The kitchen is the only honest room in the villa. Heat. Knives. Work. Everything else is talk. Copper bowls hang above the prep table. Flour tins line the shelf. A pan dries on a towel. The smell is lemon, butter, and steam. Marco’s drawing from this morning sits on the window ledge, the arrows linking fountain to kitchen to chapel with the dog drawn bigger than all the buildings.

“Sit,” I say.

“I will not,” she says.

“Then stand still.”

She plants her feet. I do not waste time. “You and Marco leave at first light,” I say again. “You go with two cars and a name that does not belong to you. Harrison will give you the bag we keep for this. There are clothes. There is a phone that calls one number. There is a set of papers that will get you through a checkpoint if the man checking wants to get home for dinner.

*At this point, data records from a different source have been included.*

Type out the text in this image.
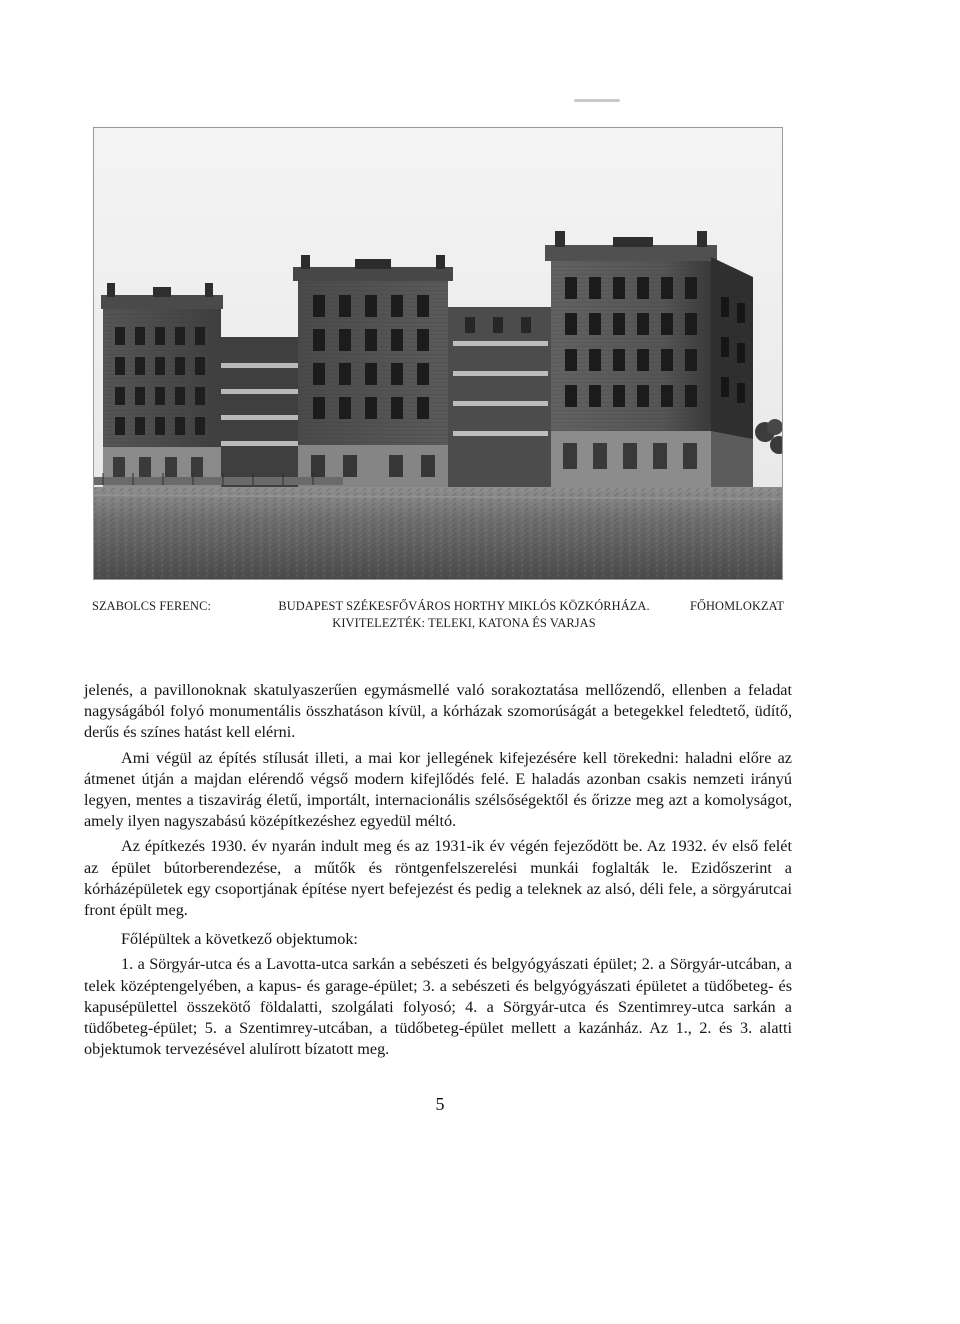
SZABOLCS FERENC:	BUDAPEST SZÉKESFŐVÁROS HORTHY MIKLÓS KÖZKÓRHÁZA.
KIVITELEZTÉK: TELEKI, KATONA ÉS VARJAS
FŐHOMLOKZAT

jelenés, a pavillonoknak skatulyaszerűen egymásmellé való sorakoztatása mellőzendő, ellenben a feladat nagyságából folyó monumentális összhatáson kívül, a kórházak szomorúságát a betegekkel feledtető, üdítő, derűs és színes hatást kell elérni.

Ami végül az építés stílusát illeti, a mai kor jellegének kifejezésére kell törekedni: haladni előre az átmenet útján a majdan elérendő végső modern kifejlődés felé. E haladás azonban csakis nemzeti irányú legyen, mentes a tiszavirág életű, importált, internacionális szélsőségektől és őrizze meg azt a komolyságot, amely ilyen nagyszabású középítkezéshez egyedül méltó.

Az építkezés 1930. év nyarán indult meg és az 1931-ik év végén fejeződött be. Az 1932. év első felét az épület bútorberendezése, a műtők és röntgenfelszerelési munkái foglalták le. Ezidőszerint a kórházépületek egy csoportjának építése nyert befejezést és pedig a teleknek az alsó, déli fele, a sörgyárutcai front épült meg.

Főlépültek a következő objektumok:

1. a Sörgyár-utca és a Lavotta-utca sarkán a sebészeti és belgyógyászati épület; 2. a Sörgyár-utcában, a telek középtengelyében, a kapus- és garage-épület; 3. a sebészeti és belgyógyászati épületet a tüdőbeteg- és kapusépülettel összekötő földalatti, szolgálati folyosó; 4. a Sörgyár-utca és Szentimrey-utca sarkán a tüdőbeteg-épület; 5. a Szentimrey-utcában, a tüdőbeteg-épület mellett a kazánház. Az 1., 2. és 3. alatti objektumok tervezésével alulírott bízatott meg.

5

There is cash. There is a story. There is a plan for the first three hours and a backup for the fourth.”

“I said no,” she says, and her voice goes up for the first time all day. “You cannot protect us and run your summit. You said so yourself.”

“I do both or I do neither,” I say.

“You are not a god.” She points at me with the hand that has fed men who do not know what it costs to be fed. “You move people like plates. You stack them and tell yourself you did not break them because you did not hear the crack. I am not a plate.”

The room tightens. I let my voice go quieter. Quieter makes people lean toward truth. “You think I want you here.”

“You told me last night to go,” she says. “Then you kissed me like leaving was a joke.”

“I told you to go because if you die in my house, I will never be able to sleep in any other.” I take a breath. “You were never supposed to be here.”